Rules Contributing to Suspicious AWS RDS Event

The following rules are used to identify suspicious activity related to AWS RDS events. Any one or more of these will trigger Suspicious AWS RDS Event Alert. Details for each rule can be viewed by clicking the More Details link in the description.

Title

Description

Restore Public AWS RDS Instance

Detects the recovery of a new public database instance from a snapshot. It may be a part of data exfiltration.

AWS RDS Master Password Change

Detects the change of database master password. It may be a part of data exfiltration.

AWS RDS Snapshot Export

Identifies the export of an Amazon Relational Database Service (RDS) Aurora database snapshot.

AWS RDS Cluster Creation

Identifies the creation of a new Amazon Relational Database Service (RDS) Aurora DB cluster or global database spread across multiple regions.

AWS RDS Snapshot Restored

Identifies when an attempt was made to restore an RDS Snapshot. Snapshots are sometimes shared by threat actors in order to exfiltrate bulk data or evade detection after performing malicious activities. If the permissions were modified, verify if the snapshot was shared with an unauthorized or unexpected AWS account.

AWS RDS Instance/Cluster Stoppage

Identifies that an Amazon Relational Database Service (RDS) cluster or instance has been stopped.

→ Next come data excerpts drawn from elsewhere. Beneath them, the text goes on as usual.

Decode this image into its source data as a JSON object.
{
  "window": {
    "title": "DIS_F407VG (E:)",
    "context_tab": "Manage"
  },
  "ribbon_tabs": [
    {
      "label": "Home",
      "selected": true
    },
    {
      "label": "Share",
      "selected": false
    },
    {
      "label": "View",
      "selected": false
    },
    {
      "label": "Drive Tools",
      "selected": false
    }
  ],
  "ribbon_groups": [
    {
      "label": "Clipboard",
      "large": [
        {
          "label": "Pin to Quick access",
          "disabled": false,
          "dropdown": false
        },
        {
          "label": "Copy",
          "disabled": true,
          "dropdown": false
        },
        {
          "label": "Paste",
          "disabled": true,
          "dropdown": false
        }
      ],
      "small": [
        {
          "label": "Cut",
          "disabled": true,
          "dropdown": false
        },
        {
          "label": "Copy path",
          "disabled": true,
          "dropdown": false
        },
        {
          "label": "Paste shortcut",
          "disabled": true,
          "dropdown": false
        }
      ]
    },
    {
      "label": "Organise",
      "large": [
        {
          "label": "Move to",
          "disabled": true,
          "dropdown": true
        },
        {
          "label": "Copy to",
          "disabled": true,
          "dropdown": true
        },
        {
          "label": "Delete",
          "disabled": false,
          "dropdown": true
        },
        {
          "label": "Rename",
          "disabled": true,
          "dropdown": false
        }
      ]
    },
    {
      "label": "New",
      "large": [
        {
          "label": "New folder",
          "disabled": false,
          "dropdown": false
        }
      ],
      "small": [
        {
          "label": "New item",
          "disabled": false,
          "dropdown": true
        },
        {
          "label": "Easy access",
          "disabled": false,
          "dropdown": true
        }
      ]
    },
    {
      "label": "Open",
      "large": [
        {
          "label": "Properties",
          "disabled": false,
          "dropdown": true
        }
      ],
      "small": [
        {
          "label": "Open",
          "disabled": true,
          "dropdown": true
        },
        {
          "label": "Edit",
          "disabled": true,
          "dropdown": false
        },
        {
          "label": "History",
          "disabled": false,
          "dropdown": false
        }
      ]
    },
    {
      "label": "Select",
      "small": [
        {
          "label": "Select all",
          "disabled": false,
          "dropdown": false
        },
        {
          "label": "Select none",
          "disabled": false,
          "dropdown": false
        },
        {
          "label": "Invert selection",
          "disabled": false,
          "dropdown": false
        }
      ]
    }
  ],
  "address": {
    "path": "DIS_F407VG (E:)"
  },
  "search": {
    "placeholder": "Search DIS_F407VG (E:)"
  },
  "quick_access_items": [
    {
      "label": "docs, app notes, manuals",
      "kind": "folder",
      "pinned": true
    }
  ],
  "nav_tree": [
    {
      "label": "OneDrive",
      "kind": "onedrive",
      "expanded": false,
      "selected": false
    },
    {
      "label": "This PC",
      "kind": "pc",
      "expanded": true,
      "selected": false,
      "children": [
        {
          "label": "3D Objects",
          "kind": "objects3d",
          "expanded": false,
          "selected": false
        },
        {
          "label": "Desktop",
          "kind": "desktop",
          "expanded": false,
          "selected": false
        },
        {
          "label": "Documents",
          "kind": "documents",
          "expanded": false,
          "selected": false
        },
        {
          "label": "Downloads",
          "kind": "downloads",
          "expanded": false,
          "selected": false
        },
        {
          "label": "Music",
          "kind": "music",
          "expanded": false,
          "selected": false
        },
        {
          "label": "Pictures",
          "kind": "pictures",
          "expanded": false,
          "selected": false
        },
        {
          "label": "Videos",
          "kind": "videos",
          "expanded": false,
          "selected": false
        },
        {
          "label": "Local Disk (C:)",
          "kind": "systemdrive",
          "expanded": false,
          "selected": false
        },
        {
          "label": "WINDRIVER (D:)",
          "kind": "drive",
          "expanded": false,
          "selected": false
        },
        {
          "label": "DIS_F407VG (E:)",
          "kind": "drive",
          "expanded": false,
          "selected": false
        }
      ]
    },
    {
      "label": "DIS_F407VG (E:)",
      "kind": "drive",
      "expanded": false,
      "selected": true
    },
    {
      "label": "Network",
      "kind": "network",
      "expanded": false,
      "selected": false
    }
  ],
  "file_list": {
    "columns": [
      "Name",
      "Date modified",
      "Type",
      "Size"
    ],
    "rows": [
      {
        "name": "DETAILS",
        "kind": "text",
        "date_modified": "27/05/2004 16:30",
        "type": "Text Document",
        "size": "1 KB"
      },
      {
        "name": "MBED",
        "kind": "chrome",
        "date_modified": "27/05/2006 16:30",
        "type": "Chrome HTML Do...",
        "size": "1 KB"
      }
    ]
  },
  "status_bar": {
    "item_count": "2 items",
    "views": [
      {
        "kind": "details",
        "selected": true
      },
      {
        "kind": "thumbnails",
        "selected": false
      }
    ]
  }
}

AWS Deletion of RDS Instance or Cluster

Identifies the deletion of an Amazon Relational Database Service (RDS) Aurora database cluster, global database cluster, or database instance.

AWS RDS Security Group Deletion

Identifies the deletion of an Amazon Relational Database Service (RDS) Security group.

AWS RDS Instance Creation

Identifies the creation of an Amazon Relational Database Service (RDS) Aurora database instance.

AWS RDS Snapshot Created

A copy of an AWS RDS database has been created.

AWS RDS Security Group Modified

A RDS security group has been modified.